Delta (2)

November 11, 2009

More than 3,000 people set Delta straight

Some of Delta Air Lines' best customers are telling corporate bigwigs why they are wrong. More than 3,000 so far have responded to the recent e-mail broadside, which blamed airline delays on general aviation and the current FAA funding system.

"The scheduled carriers' own hub-and-spoke route system is the rotten apple in this barrel," wrote an Arkansas pilot. "When you and your Air Transport Association colleagues insist on figuratively cramming 16 lanes of traffic into a four-lane road two or three times a day, what do you expect will happen?"

Delta had sent messages to its frequent fliers, claiming that the current tax system is unfair to the airlines, and that general aviation is somehow responsible for traffic delays. And this week an AOPA member alerted the association that the Delta captain on his recent flight encouraged first-class passengers to contact their legislators and support the airlines' position.

Here's the truth: Most airline delays are due to the airlines' own scheduling practices and weather. So says the Department of Transportation. General aviation flights are less than 4 percent of the traffic at the nation's 10 busiest airports.

Air traffic control modernization (NextGen) will improve things, but it's not a panacea. It can't make thunderstorms disappear, nor allow two airliners to land simultaneously on the same runway. GA is willing to help pay for NextGen and has accepted the fuel tax increases in the House FAA funding bill (H.R.2881) to do so. The airlines are demanding NextGen but with a tax decrease for themselves.

AOPA had originally asked members to e-mail Delta Air Lines CEO Gerald Grinstein, but some e-mails bounced back. You can help set the record straight by e-mailing Delta customer service.

A Delta frequent flier and pilot from Georgia wrote Grinstein, "I urge you to look out the window sometime at Hartsfield Jackson International Airport and count the number of airliners and the number of general aviation and corporate aircraft that operate at your own headquarters. Then look yourself in the mirror and ask, 'Have I been 100 percent honest with my customers?'" In fact, most of the responses came from Delta frequent fliers, many of whom pointed out that GA pilots were also the airlines' best customers.

Airline pilots weighed in, too. A retired 747 captain said, "General aviation aircraft operating at airports served by airlines, especially those served by your airline, are almost never the cause of any delays and you should know that. Ask your own pilots what the causes are." He devoted nearly two pages to the true causes of airline delays.

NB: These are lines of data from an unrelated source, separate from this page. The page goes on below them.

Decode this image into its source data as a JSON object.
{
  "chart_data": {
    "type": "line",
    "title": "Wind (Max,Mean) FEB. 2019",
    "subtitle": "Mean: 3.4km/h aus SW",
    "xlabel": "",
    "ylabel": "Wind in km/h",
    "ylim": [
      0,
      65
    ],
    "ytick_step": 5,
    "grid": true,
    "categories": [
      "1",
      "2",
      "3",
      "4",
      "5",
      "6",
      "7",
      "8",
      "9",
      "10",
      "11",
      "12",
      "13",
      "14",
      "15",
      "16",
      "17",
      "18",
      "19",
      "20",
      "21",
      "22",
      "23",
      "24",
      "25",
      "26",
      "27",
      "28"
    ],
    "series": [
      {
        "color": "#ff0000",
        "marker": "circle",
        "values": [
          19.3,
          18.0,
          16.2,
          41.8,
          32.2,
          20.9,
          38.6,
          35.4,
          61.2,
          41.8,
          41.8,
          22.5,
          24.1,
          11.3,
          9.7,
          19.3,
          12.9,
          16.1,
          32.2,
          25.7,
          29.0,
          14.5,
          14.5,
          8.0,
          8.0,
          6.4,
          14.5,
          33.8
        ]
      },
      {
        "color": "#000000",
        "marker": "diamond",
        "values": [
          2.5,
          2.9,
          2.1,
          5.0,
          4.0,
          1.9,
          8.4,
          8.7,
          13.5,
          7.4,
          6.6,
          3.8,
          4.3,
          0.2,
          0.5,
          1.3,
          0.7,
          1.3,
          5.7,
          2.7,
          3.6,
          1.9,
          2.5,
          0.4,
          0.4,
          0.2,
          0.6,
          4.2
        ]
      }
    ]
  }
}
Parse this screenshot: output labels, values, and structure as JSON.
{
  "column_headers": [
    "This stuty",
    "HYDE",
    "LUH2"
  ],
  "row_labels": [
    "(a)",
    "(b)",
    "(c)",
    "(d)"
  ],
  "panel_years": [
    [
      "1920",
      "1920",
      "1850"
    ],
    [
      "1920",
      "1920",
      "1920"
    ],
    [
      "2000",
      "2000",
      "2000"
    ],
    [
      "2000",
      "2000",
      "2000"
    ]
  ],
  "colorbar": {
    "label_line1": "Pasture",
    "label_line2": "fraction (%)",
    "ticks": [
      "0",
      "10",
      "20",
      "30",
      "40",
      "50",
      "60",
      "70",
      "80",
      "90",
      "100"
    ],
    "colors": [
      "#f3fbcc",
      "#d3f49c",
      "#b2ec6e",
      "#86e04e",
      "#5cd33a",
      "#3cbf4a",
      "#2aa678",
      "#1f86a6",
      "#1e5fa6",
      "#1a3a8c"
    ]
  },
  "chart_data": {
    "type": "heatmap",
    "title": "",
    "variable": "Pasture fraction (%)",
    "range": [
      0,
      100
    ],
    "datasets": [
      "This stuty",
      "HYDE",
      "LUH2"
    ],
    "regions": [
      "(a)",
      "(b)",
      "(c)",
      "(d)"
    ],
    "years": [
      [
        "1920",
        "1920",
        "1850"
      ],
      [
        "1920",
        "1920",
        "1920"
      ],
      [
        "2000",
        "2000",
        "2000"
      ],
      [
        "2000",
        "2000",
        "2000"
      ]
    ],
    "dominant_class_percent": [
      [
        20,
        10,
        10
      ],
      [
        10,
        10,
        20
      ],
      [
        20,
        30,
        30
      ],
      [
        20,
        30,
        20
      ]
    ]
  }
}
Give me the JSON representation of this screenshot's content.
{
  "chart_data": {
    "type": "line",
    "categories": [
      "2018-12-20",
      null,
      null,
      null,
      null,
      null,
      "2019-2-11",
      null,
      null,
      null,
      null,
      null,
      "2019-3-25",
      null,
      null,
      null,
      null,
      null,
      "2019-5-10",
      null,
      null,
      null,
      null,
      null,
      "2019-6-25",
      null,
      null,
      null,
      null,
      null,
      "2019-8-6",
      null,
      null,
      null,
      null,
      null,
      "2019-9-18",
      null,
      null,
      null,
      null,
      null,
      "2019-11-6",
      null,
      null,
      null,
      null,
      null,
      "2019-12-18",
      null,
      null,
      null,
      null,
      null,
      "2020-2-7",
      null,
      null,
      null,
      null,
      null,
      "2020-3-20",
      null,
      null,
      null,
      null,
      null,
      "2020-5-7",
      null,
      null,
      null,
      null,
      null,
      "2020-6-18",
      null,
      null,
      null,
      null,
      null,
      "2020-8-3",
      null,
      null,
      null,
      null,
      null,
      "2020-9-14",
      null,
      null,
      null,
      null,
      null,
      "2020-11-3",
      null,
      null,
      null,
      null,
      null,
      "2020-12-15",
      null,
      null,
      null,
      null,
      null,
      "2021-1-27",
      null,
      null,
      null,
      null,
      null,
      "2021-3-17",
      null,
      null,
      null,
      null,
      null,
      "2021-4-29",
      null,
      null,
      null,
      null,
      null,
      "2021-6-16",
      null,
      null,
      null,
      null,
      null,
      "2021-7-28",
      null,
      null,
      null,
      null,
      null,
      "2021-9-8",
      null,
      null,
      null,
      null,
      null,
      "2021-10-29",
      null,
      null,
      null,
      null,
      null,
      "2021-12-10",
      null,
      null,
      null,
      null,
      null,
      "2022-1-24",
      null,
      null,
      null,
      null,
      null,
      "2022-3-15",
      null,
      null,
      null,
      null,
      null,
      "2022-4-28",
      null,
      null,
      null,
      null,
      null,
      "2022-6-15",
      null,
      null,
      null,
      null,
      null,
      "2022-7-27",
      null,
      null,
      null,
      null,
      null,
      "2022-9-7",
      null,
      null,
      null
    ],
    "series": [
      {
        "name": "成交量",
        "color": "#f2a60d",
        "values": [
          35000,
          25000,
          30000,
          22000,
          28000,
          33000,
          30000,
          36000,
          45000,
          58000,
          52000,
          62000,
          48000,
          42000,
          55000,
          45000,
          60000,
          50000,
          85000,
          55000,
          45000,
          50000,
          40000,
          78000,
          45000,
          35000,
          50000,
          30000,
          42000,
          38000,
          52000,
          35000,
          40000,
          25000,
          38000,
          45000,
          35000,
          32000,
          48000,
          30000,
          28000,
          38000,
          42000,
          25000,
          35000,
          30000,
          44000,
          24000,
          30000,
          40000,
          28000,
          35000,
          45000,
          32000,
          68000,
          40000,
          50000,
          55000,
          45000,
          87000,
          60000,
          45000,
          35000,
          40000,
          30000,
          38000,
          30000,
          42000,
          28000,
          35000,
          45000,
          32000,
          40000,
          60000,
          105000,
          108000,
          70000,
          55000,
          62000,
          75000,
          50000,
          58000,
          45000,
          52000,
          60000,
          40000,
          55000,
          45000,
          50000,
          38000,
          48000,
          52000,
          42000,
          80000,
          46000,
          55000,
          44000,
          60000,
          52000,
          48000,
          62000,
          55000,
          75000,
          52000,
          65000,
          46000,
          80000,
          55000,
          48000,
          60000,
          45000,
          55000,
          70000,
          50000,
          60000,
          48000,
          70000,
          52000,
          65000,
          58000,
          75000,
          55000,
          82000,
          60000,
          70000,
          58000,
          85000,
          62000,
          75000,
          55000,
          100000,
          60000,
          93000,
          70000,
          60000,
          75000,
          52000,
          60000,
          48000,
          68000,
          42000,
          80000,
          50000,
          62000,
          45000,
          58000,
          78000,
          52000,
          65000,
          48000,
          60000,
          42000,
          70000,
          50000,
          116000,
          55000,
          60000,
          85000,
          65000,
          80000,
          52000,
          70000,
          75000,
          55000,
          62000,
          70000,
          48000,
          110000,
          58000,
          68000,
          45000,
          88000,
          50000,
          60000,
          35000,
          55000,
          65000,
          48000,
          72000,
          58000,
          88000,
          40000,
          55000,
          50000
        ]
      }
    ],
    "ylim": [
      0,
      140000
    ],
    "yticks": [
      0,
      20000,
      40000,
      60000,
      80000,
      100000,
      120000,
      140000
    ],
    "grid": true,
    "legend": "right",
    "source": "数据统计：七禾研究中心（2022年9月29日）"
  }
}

A Kentucky pilot told Delta's CEO, "As a Delta SkyMiles member, a business traveler, and general aviation pilot, I take offense at your use of my SkyMiles e-mail account to push half-truths and misrepresentations about aviation funding and traffic delays. My use of general aviation for business and pleasure actually allows me to bypass the very airports that Delta serves, so I absolutely do not add to traffic delays or congestion for the airlines."

Some made note of the various taxpayer bailouts of the airlines and the multimillion dollar salaries of airline executives. "The costs of redoing the ramps at LAX to accommodate the new Airbus is not borne by the airlines, but by the taxpayers," from a Massachusetts pilot. "The costs of your pension bailout is not paid for by your airline but borne by your employees and taxpayers. For all the billions of dollars that we taxpayers pay to subsidize your airline's needs and mistakes, you pay a pittance of fuel tax, which you now want to not pay at all. Once again, you are looking for a taxpayer bailout and trying not to accept blame for your bad business decisions."

Finally, many pilots told Delta that they supported the NextGen air traffic modernization program and were willing to pay for it.

"I want to do my part to support this new system that will provide greater safety for all of us," wrote one. "GA is willing to help pay for NextGen and has accepted the fuel tax increase in the House FAA funding bill (H.R.2881) to do so. I respectfully ask you to cease this misinformation campaign and work with AOPA to seek fair and balanced solutions that will improve our nation's ATC system for all who use it," wrote a Tennessee pilot.